GSA struggles to keep up in tech sales

Agencies are moving to non-GSA contract vehicles to meet their IT needs, analysts find.

Annual sales of information technology products and services at the General Services Administration are not keeping pace with the overall rate of government IT spending, according to a new report from a market research firm.

According to numbers published by the Reston, Va., firm INPUT, and available on GSA's Web site, annual sales through the agency's multiple award schedule contracts for IT declined more than $200 million in fiscal 2006 over the previous year, falling to $16.3 billion from $16.5 billion.

A $600 million decrease in the sale of IT services accounted for a significant portion of the decline in multiple award schedule technology sales, according to INPUT's analysis.
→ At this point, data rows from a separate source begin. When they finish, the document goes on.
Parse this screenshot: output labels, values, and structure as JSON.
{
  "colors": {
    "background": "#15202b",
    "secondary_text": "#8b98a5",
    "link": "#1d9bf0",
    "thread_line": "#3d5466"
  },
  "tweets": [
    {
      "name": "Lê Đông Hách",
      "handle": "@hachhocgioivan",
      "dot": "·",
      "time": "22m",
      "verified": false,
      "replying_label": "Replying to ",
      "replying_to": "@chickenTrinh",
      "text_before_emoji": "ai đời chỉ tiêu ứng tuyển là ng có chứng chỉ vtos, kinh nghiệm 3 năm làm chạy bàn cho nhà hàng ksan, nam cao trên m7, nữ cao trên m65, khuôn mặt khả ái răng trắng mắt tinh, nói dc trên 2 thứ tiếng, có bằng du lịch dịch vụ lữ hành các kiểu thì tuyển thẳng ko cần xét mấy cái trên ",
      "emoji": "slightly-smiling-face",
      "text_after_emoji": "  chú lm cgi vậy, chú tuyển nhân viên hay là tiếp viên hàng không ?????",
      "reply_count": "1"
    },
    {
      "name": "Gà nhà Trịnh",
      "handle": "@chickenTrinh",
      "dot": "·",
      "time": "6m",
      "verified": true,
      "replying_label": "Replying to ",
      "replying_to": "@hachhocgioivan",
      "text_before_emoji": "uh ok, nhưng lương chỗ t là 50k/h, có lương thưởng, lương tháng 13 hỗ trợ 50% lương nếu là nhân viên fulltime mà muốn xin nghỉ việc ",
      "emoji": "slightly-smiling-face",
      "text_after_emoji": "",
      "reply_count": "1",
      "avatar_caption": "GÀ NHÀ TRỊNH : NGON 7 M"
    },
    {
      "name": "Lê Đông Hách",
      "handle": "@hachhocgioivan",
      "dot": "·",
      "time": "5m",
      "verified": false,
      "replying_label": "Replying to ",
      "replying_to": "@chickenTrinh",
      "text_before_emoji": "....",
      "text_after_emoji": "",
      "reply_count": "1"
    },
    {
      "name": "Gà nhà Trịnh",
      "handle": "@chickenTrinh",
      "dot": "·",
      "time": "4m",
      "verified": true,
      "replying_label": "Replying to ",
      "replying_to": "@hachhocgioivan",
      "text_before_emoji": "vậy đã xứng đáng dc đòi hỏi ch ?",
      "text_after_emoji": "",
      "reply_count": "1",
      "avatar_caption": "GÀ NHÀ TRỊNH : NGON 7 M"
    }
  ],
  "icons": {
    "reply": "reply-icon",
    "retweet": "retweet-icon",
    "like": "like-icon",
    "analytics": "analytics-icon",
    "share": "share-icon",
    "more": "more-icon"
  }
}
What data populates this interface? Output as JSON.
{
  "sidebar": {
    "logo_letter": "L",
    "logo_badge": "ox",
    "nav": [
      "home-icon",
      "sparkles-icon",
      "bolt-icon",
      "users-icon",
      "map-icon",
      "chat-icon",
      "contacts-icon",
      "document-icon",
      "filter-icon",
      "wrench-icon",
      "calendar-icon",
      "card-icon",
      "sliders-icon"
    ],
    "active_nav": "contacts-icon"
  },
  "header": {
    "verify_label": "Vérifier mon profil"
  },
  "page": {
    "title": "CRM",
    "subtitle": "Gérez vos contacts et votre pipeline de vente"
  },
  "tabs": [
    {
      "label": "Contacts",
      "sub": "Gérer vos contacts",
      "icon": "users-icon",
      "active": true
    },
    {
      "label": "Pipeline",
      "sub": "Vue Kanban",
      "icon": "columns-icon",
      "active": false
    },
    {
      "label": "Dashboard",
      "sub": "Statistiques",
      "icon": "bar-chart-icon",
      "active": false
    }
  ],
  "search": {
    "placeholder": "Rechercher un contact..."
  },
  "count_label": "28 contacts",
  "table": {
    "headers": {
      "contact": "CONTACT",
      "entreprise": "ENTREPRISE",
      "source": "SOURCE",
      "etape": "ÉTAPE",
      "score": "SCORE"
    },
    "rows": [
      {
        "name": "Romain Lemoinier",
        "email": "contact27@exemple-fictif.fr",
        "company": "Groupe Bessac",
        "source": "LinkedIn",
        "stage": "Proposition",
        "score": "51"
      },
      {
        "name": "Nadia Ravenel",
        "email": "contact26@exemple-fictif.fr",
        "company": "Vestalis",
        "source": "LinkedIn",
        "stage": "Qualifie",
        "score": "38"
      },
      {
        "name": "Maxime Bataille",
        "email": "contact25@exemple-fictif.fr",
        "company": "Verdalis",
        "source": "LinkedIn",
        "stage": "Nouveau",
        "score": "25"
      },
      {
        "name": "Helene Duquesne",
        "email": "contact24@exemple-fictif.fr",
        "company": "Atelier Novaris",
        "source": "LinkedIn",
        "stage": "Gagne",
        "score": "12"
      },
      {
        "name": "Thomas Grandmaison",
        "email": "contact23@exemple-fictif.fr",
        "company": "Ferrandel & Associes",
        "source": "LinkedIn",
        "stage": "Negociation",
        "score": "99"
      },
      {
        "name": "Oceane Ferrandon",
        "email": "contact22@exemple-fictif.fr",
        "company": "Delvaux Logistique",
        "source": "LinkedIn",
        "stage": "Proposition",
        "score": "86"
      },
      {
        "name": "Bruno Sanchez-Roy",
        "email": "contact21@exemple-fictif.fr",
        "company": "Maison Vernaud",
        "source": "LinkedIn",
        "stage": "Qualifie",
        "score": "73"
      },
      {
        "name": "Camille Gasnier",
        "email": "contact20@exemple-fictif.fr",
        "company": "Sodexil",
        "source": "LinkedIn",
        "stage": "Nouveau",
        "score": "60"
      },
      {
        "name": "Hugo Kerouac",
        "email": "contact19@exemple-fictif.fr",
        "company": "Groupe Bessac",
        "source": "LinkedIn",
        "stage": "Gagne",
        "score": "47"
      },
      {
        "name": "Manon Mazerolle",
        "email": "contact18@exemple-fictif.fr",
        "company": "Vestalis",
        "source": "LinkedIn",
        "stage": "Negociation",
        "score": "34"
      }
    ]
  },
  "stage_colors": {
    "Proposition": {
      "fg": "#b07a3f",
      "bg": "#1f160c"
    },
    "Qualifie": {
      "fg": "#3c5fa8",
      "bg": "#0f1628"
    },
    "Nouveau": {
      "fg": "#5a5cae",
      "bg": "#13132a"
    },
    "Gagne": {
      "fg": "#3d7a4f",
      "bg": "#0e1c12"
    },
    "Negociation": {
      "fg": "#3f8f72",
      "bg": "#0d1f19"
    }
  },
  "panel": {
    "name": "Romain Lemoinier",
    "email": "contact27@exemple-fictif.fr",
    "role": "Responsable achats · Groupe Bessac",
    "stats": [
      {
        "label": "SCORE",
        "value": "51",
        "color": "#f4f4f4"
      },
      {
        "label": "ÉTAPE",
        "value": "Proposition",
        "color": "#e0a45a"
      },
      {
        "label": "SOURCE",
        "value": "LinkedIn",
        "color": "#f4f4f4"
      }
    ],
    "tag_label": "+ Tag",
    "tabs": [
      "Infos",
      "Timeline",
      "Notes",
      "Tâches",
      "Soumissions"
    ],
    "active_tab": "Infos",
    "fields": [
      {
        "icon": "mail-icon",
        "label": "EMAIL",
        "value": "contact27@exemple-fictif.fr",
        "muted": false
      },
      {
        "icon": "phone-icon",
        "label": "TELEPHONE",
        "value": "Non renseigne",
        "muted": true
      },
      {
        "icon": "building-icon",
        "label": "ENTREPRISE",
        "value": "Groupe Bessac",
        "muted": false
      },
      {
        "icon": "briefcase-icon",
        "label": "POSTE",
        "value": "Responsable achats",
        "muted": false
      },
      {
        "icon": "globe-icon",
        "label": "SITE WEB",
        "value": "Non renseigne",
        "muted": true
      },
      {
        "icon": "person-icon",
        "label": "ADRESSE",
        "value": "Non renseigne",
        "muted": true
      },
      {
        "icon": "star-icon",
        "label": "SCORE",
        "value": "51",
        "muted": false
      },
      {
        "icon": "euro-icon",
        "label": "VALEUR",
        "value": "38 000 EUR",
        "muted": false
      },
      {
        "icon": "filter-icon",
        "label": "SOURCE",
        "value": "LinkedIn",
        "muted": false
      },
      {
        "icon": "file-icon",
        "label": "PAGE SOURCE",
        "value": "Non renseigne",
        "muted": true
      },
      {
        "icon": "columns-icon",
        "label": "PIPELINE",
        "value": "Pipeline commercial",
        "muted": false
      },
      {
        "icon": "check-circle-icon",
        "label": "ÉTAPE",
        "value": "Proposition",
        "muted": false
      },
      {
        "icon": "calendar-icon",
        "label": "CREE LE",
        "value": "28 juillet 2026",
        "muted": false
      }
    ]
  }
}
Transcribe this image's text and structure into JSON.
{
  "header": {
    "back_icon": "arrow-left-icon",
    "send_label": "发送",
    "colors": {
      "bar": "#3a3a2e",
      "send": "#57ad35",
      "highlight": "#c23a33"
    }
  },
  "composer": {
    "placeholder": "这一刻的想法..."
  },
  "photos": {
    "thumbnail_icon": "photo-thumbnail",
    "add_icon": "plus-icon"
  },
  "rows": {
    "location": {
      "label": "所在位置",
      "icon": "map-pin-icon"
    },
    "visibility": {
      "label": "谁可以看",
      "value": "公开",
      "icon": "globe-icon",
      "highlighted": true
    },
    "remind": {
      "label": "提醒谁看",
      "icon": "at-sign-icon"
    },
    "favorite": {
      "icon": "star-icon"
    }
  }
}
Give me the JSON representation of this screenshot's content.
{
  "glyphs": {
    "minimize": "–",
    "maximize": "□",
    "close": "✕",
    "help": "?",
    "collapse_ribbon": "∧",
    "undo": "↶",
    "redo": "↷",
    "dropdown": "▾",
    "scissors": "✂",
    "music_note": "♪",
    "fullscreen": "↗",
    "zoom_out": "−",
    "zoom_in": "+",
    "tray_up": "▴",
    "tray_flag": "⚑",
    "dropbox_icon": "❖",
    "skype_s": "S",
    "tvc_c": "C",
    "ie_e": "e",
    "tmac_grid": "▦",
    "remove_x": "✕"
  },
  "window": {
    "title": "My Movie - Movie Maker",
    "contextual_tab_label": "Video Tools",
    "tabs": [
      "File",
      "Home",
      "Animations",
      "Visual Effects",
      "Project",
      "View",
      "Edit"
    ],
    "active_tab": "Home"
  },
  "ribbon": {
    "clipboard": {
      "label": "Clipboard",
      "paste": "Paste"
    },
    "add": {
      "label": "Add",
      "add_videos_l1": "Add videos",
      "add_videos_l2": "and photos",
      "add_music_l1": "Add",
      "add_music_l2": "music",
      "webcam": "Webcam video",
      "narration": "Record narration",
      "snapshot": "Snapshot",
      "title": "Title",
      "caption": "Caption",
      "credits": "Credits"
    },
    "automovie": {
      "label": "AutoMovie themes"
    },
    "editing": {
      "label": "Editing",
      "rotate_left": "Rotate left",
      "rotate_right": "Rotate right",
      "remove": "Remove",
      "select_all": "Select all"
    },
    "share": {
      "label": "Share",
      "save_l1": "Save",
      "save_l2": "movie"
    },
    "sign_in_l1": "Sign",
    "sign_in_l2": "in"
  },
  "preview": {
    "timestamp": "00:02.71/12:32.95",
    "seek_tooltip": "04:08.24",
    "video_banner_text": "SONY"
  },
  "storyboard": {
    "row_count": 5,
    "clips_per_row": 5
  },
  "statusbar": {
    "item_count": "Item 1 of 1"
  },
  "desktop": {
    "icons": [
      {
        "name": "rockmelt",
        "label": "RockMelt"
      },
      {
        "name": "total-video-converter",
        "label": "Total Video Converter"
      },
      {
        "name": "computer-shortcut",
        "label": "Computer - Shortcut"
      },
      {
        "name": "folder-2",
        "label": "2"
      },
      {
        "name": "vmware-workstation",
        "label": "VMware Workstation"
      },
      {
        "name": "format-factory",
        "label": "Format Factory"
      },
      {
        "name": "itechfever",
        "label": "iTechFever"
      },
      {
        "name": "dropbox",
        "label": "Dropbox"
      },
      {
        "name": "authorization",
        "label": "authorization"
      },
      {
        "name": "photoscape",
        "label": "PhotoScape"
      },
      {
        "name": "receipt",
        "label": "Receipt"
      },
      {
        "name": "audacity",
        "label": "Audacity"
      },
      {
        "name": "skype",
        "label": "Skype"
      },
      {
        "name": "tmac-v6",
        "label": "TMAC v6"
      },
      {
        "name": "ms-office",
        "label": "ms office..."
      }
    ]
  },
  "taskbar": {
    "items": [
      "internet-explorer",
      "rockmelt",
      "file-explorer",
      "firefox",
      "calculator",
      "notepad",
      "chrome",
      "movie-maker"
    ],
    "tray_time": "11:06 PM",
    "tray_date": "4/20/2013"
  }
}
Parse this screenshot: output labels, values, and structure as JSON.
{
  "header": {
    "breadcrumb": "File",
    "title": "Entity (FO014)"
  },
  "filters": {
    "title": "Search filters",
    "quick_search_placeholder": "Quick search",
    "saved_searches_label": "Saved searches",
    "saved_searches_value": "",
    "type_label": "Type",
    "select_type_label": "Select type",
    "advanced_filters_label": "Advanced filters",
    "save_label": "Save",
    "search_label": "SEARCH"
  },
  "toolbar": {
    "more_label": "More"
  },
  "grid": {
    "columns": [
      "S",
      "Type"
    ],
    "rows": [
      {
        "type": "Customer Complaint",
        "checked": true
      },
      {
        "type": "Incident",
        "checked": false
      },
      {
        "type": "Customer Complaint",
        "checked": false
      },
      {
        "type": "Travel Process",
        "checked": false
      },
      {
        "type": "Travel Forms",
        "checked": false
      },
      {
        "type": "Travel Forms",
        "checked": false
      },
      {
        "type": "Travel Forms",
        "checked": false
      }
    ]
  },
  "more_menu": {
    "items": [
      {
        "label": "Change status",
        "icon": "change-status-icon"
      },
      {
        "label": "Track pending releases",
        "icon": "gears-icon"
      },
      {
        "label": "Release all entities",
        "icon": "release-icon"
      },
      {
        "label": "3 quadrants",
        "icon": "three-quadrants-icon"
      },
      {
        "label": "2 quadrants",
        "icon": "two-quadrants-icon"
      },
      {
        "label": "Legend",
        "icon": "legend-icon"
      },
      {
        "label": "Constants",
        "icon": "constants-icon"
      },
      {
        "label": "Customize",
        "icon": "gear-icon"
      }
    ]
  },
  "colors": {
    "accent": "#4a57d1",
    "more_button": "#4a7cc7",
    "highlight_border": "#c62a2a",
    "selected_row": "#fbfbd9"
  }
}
"Overall federal IT services spending continues to grow at an attractive pace, so the decline in schedule spending reflects a conspicuous move by buyers to other contract vehicles," said Ashlea Higgs, an analyst at INPUT.

Increasing competition from department-specific multiple-award contracts was one external factor contributing to GSA's falling sales, the report stated.

"We see more and more vendors increasing their business development investment in nonschedule task order vehicles and in teaming with their peers to stay in front of agency buying preferences and contract consolidation," Higgs said.

GSA officials contested the figures, however, arguing that IT sales in fact increased by 1.8 percent, or $290 million, in fiscal 2006 over fiscal 2005. According to GSA, sales for the IT Acquisition Center and Schedule 70 were $17.35 billion in fiscal 2005 and in fiscal 2006 the agency did $17.64 billion in business.

A spokesman said the agency's calculations were based on an accrual accounting method, which included all financial commitments in the total, while the numbers from INPUT were derived from a cash-based accounting system where only money that has changed hands was counted.

Regardless of the accounting system used, Higgs said, the trend of agencies finding sources other than GSA to procure their IT services is continuing. He noted that even using GSA's figure of a 1.8 percent increase, the agency's fiscal 2006 sales did not keep up with inflation.

GSA is in large part a self-sustaining governmentwide procurement shop that covers its operating costs from the reimbursements it receives from agency customers. According to a year-end agency statement, the agency's information technology fund finished fiscal 2006 $96 million in the red.

GSA Administrator Lurita Doan has pledged to reduce to 30 days the average time it takes for businesses to get listed on its contract schedules, which are lists of available contracts and which account for about 80 percent of the agency's information technology solutions portfolio. In September, the average time for a business to get listed on schedules was 100 days.

It remains unclear whether this effort will increase agency purchases off the contract schedules.

Office of Management and Budget officials have said they want to look at the growth of agency multiple award contracts, also known as MACs, and are interested in creating a formalized approval process.